The House version is very bad, eliminating deductions for state and local taxes on federal returns, except for property taxes up to $10,000. The Senate version is worse, eliminating the state and local tax deductions entirely.
This is not an argument being made by representatives on one side of the aisle – at least on Long Island.
Reps. Thomas Suozzi, a Democrat, and Peter King, a Republican, said the Senate’s version will cost Long Islanders $2.5 billion annually.
That is $2.5 billion less for Long Islanders to spend on homes, cars, dinners or any other purchases that drive Long Island’s economy.
King, a former Nassau County comptroller, put it more bluntly. He said the proposal would “screw” New York.
Suozzi called the bill “devastating” for Long Island. Suozzi’s district has more than 250,000 families that use the state and local tax deduction, the most in the nation.
Gov. Andrew Cuomo said the end of the state and local tax deduction would ratchet up federal taxes and drive away wealthy New Yorkers, forcing the state to make up lost revenue by raising taxes on less wealthy taxpayers.
Mick Mulvaney, a former South Carolina congressman and Trump’s budget director, put the blame squarely on New York for the economic damage it expects for having high taxes.

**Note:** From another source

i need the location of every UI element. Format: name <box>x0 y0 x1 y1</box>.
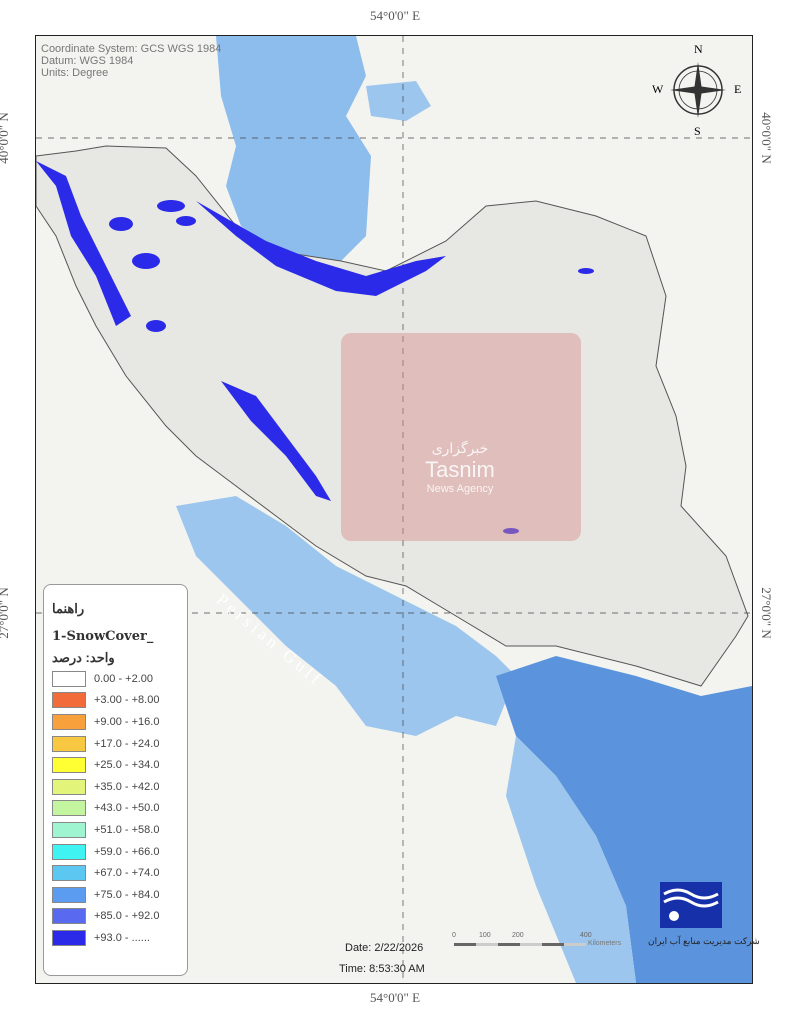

Cuomo responded by noting that New York sends $48 billion to Washington, making it the No. 1 donor state in the nation, while King cited a Tax Foundation report that said South Carolina gets back $1.35 for every federal tax dollar it sends to Washington, but New York gets a return of 79 cents on each dollar.
“The fact is that states like South Carolina are living off New York,” King said. “Is that fair?”
Fair or not, Long Islanders need to consider what life here will be like if a tax plan along the lines being considered by either the House or Senate is approved and the deduction for state and local taxes is reduced or eliminated – a possibility called likely by Suozzi and King.
The first impact faced by Long island is the loss of spending power. The state Department of Taxation and Finance found that nearly 950,000 Long Islanders would be hurt financially by the change.
That impact could be expected to be seen in sales tax revenues and fees for things like real estate sales.
A second impact could be expected in government spending, both state and local, beginning with schools.
School spending represents about two-thirds of the property tax paid by Nassau residents and budgets must be approved by voters each year.
What happens to voters when they can no longer deduct their school taxes from their federal returns? We can expect at least some of them to vote no on school budgets.
School districts could pare back their budgets, possibly sacrificing some of the quality that has drawn so any residents to their homes. Or school districts could take their chances at the polls.
One would expect that there will additional pressure to take a look at reducing the cost of government on Long Island in general with consolidation of governments getting a closer look.
Having government close to voters is nice, but the tax changes may make this an unaffordable luxury.
Much of this is hard to predict.
But one thing seems certain: if a tax plan along the lines now proposed is approved Long Island will never be the same.